Pero ahora estaba loco, ciego de terror Elsa estaba todavía con vida. La niña había visto su maldad y podría castigarle con la muerte. Alzó la pistola y apuntó cuidadosamente al centro de la espalda de Elsa, que se abrazaba a su prima en aquellos momentos.

Entonces, Ralph vio al tutor y, saltando con todas sus fuerzas, empujó a Scarlett y Elsa a un lado, derribándolas al suelo. Detrás de él, Ryan sacó su revólver.

—¡Quieto, tire esa arma! —gritó.

Al mismo tiempo, el ama de llaves, que se había dado cuenta del inesperado cambio de la situación, se abalanzaba hacia Sphyllix y trató de quitarle la pistola.

—No te comprometas más, Quint... No empeores más tu situación...

—¡Déjame, déjame! —Contestó Sphyllix con todo el aspecto de un demente—. Esa niña infernal no puede seguir viviendo...

El arma se disparó súbitamente. Deirdre Broadhurst lanzó un gemido, soltó a Sphyllix, se llevó ambas manos al pecho y, después de unos pasos vacilantes, acabó por desplomarse al suelo.

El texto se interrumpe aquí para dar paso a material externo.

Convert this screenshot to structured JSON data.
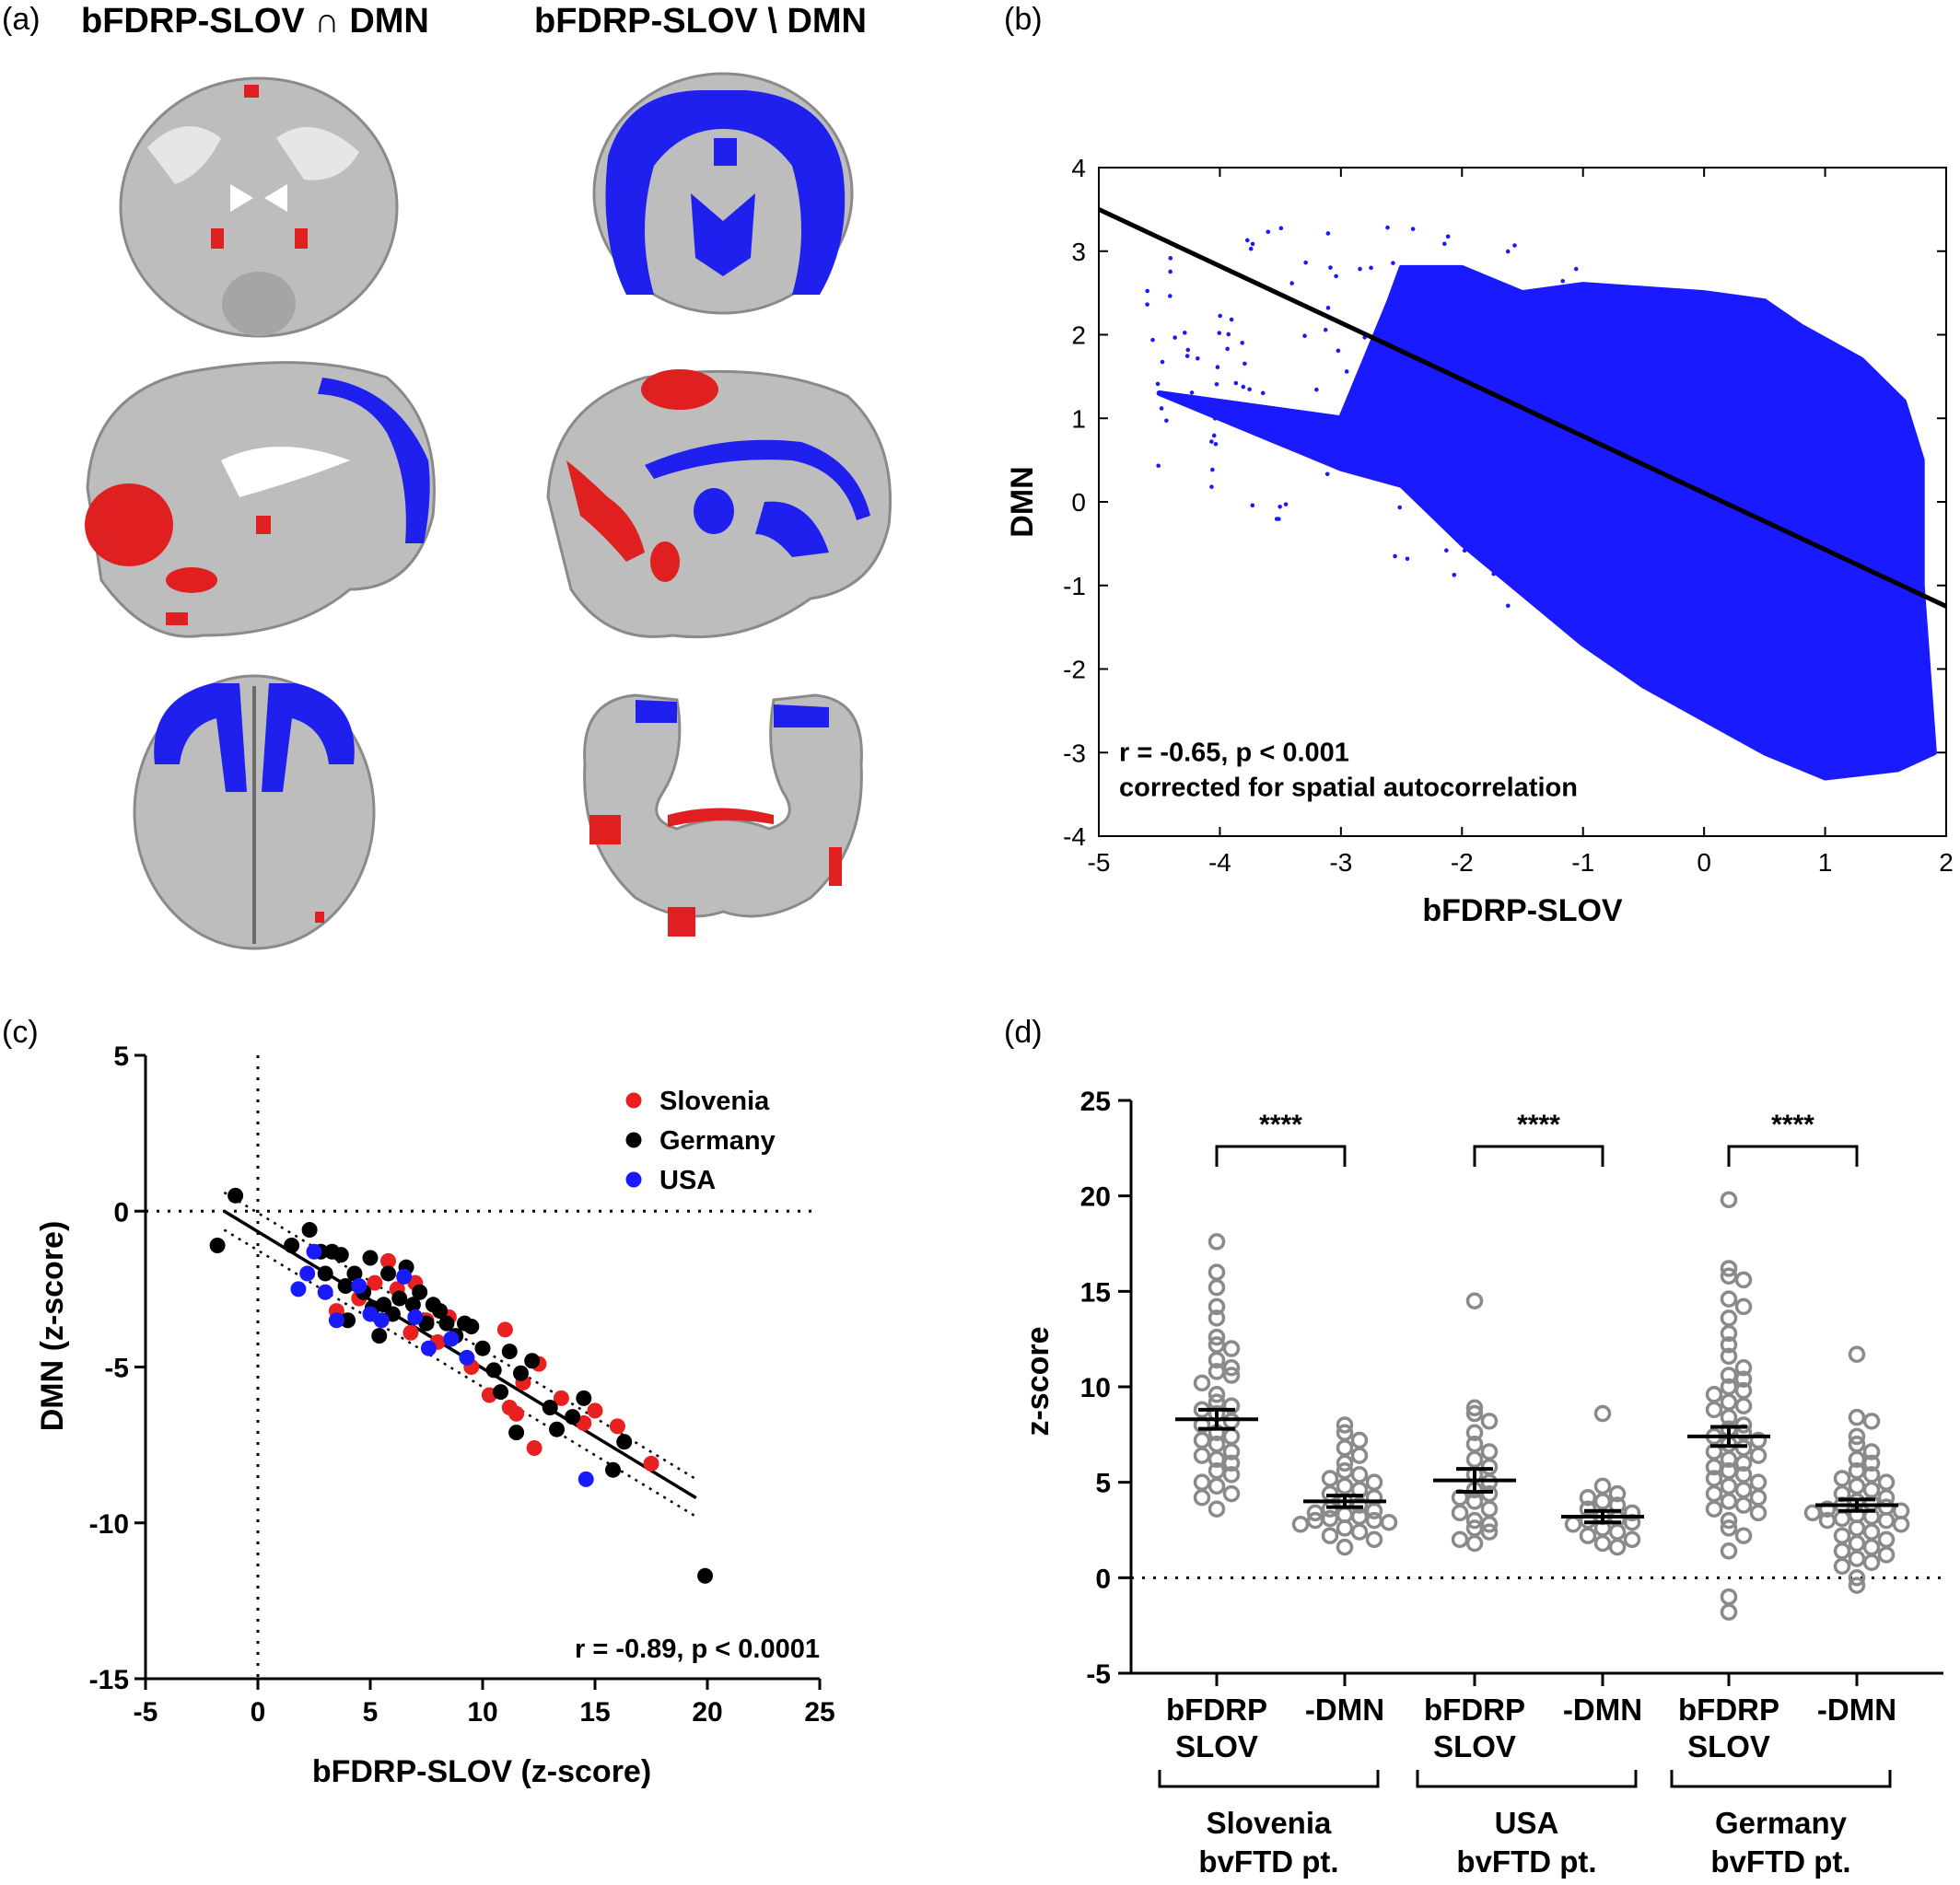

Arrodillado en el vestíbulo, Ralph cubría con su cuerpo a la niña. A su lado, el inspector Ryan hizo una nueva intimación al sujeto:

—¡Por última vez, deje caer el arma o haré fuego!

Sphyllix contempló con ojos ausentes el cuerpo inerte de Deirdre, en cuyo pecho se ensanchaba rápidamente una mancha de sangre. Luego, lentamente, bajó el brazo y abrió los dedos.

 

* * *

 

Sentado en un sillón de la biblioteca, con las manos esposadas, Sphyllix negó con energía los cargos que se le imputaban.

—Es inútil que se encierre en sus negativas —dijo el inspector—. Peritos calígrafos de Scotland Yard van a examinar el testamento por el que se le nombraba tutor de Elsa. También vamos a investigar el accidente de automóvil en el que murieron los padres de la niña: es muy posible que lleguemos a demostrar que fue provocado.

—El coche quedó completamente destrozado y hace años ya que lo desguazaron — declaró Sphyllix—. Lo único que pueden probar en contra mía es la falsificación del testamento...

—Y el dinero que tomó de la herencia de la niña. Sphyllix hizo un gesto desdeñoso con los hombros.

—Una estafa más, que se paga con unos cuantos años de cárcel.

—Queda la muerte del ama de llaves —dijo Ryan.

—La pistola se disparó accidentalmente. Yo pretendía evitar que hiciese fuego contra la niña. El jurado puede tomar las declaraciones de los testigos como parciales. Y, aunque no sea así, inspector, usted sabe perfectamente que no tenía intención de matar a la señora Broadhurst.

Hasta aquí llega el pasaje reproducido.